I used the Shapiro test to check if the model's residuals are normally distributed. I understand that graphical plots are helpful to check the normal distribution of data, but to be more precise, I preferred using the Shapiro test. It gives a p-value which I considered easy to interpret compared to graphs. I am not sure if I should continue using it?
It was not easy to use annotate layers however I didn't find a better way; I will try to find some better way. I believe I summarized all the ANOVA outputs in the console and will make sure the same for the future.
It's really nice suggestion to change the formulation of standard error with n. I will try to figure out some way to make suggested changes.
Grain_N_rate_trial_inseason_data_2021.R
I agree initially the codes for both harvest and in-season files are the same, except I used in-season as a data name. As per your suggestion, I added a line at the starting of the code that tried to explain the data. I believe it could be done more precisely.
I was trying to figure out how to use the HSD test when we have interaction among factors, then I found this way of using it "with" command.

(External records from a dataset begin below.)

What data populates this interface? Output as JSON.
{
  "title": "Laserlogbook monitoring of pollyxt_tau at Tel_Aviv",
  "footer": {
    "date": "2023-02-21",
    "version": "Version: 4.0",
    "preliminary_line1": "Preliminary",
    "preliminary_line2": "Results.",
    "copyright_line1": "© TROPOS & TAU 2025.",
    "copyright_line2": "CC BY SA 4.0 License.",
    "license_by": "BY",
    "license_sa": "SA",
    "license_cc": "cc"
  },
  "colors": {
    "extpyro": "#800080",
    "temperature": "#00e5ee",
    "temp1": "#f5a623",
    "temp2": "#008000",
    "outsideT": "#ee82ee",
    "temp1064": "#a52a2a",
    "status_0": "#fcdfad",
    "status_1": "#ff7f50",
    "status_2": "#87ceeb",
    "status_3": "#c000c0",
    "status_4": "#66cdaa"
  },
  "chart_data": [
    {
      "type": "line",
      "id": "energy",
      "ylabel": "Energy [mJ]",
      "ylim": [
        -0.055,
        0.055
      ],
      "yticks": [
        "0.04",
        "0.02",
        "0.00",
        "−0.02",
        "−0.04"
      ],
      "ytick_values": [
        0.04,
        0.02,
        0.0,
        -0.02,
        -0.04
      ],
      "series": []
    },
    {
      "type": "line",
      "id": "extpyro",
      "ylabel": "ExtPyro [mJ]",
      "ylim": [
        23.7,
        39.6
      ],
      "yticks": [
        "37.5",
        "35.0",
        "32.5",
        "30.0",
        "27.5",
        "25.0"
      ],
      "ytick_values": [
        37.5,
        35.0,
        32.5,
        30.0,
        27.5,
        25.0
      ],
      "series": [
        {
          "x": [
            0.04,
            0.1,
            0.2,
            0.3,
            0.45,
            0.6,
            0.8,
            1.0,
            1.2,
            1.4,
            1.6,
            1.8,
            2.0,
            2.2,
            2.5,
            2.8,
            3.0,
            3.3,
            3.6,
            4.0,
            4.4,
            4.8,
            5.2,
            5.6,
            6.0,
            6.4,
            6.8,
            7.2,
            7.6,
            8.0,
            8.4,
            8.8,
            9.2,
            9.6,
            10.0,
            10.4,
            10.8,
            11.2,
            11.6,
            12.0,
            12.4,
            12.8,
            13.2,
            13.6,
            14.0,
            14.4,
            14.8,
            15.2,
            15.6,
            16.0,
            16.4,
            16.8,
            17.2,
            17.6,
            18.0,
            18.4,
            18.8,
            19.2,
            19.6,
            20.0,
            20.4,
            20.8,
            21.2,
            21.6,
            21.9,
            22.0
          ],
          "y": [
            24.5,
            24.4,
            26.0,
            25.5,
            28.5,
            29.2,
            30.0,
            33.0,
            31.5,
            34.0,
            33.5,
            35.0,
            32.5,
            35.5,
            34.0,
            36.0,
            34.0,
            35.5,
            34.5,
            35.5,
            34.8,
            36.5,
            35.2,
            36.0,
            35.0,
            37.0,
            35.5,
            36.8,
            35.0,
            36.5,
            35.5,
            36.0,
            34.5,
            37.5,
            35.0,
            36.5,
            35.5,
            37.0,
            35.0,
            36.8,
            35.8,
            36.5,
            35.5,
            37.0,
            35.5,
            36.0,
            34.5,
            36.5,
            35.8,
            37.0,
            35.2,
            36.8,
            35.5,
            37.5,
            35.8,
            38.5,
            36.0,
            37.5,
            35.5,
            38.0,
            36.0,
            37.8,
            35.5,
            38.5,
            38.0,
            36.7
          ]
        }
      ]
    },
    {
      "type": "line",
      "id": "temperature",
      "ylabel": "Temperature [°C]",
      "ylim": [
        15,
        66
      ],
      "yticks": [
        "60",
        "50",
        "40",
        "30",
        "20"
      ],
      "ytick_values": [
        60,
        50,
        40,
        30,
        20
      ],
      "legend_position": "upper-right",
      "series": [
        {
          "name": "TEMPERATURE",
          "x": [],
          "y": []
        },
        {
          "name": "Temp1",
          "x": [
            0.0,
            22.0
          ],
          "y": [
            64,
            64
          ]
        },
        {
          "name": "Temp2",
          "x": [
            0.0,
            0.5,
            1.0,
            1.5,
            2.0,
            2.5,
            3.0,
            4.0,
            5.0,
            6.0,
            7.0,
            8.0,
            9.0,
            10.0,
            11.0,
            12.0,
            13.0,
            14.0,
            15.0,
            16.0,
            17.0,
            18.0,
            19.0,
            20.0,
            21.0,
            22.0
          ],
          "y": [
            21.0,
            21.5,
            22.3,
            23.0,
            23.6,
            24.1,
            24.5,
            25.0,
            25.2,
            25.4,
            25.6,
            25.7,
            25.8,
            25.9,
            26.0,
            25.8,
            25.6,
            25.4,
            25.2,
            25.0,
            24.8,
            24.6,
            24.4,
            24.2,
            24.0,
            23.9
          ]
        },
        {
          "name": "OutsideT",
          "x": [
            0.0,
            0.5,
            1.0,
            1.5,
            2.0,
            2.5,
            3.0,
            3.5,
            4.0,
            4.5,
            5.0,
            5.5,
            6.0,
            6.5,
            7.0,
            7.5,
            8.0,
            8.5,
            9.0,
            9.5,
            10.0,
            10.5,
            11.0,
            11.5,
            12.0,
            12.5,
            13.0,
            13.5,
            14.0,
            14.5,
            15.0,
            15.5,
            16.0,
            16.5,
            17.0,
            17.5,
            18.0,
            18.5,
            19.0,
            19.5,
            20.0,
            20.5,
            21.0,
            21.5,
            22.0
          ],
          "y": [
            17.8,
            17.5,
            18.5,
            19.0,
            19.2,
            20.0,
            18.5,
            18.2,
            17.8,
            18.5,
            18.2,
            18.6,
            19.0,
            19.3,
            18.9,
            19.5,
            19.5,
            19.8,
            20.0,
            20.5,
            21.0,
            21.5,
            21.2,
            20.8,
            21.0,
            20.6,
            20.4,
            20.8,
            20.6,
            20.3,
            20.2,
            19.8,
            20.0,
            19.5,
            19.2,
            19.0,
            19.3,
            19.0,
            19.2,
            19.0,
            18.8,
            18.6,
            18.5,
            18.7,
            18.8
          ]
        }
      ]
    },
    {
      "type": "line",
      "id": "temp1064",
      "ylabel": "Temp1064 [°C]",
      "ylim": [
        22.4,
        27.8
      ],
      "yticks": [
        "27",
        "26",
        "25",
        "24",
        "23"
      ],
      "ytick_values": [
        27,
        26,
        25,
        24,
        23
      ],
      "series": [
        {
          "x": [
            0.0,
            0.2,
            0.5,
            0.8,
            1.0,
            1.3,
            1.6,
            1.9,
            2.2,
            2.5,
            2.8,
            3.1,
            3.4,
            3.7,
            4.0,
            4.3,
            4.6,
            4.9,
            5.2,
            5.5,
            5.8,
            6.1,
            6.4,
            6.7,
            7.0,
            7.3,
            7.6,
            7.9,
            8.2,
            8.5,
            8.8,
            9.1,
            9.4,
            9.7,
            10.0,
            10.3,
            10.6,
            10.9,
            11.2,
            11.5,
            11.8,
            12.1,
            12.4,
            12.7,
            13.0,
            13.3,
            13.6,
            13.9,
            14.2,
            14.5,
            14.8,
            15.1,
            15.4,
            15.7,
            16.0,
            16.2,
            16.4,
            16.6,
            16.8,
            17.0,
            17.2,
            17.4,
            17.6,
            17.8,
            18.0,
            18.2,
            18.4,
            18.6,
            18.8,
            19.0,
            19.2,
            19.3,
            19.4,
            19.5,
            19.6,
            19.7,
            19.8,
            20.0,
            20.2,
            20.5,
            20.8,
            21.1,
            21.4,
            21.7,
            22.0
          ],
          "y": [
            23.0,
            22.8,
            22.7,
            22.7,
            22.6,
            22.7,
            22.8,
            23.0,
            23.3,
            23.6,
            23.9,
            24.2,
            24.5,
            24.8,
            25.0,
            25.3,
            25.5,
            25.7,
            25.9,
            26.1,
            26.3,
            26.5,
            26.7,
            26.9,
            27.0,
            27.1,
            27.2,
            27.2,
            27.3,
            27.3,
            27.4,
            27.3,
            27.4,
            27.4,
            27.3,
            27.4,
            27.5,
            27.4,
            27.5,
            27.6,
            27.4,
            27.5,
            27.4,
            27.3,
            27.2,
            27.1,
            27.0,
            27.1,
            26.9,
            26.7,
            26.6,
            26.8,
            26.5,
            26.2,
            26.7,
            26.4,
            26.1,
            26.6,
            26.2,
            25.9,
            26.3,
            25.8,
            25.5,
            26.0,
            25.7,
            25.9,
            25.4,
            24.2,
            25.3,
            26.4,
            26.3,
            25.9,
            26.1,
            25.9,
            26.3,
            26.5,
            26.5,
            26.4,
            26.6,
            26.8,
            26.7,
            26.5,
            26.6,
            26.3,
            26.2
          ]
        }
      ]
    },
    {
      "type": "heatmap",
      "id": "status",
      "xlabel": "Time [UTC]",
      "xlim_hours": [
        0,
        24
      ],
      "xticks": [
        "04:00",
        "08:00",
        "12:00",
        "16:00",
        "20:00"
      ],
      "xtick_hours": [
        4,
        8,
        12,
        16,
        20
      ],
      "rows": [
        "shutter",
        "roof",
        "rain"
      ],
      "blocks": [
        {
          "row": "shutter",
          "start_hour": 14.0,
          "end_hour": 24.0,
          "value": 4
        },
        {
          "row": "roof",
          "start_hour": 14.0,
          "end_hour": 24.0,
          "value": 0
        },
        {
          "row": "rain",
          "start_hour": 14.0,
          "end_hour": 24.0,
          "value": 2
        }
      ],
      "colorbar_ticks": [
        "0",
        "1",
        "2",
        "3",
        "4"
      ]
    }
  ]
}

I am sorry I couldn't understand using aov() model to HSD.test() instead of the factors.
These leaf tissues samples for nutrient analysis were collected at 35 days of sowing, so I considered using them as in-season data. I agree I should have analyzed my plant height and germination data too. I am trying to figure out which would be a better way to analyze them. I will try using repeated measures for plant height. But I still need to figure out how that's done. Any suggestions related to how I can proceed with this data analysis would be helpful.
Grain_N_trial_NDVI_NDRE_data_2021.R
I should not have used plot_no., thank you for bringing that up. I made the required changes. I hope now it will work.
I will keep working on data analysis and will reach out to you for further help and suggestions. Thank you!
Hi @brymz, I am writing here to inform you that I am trying to form ggplot using HSD test results. But as I mentioned earlier seed yield data was not normally distributed. I was wondering should I draw a plot using data with or without log transformation. I am attaching two graphs. For your reference script is present in for_loop.R and I am attaching two graphs here.
Also, I am missing something in HSD.test in for loop. Just wondering, is it possible to schedule a zoom meeting as per your availability. It would be a great help. Also, I was trying to open the week 11 readings website, and it shows as a page not found.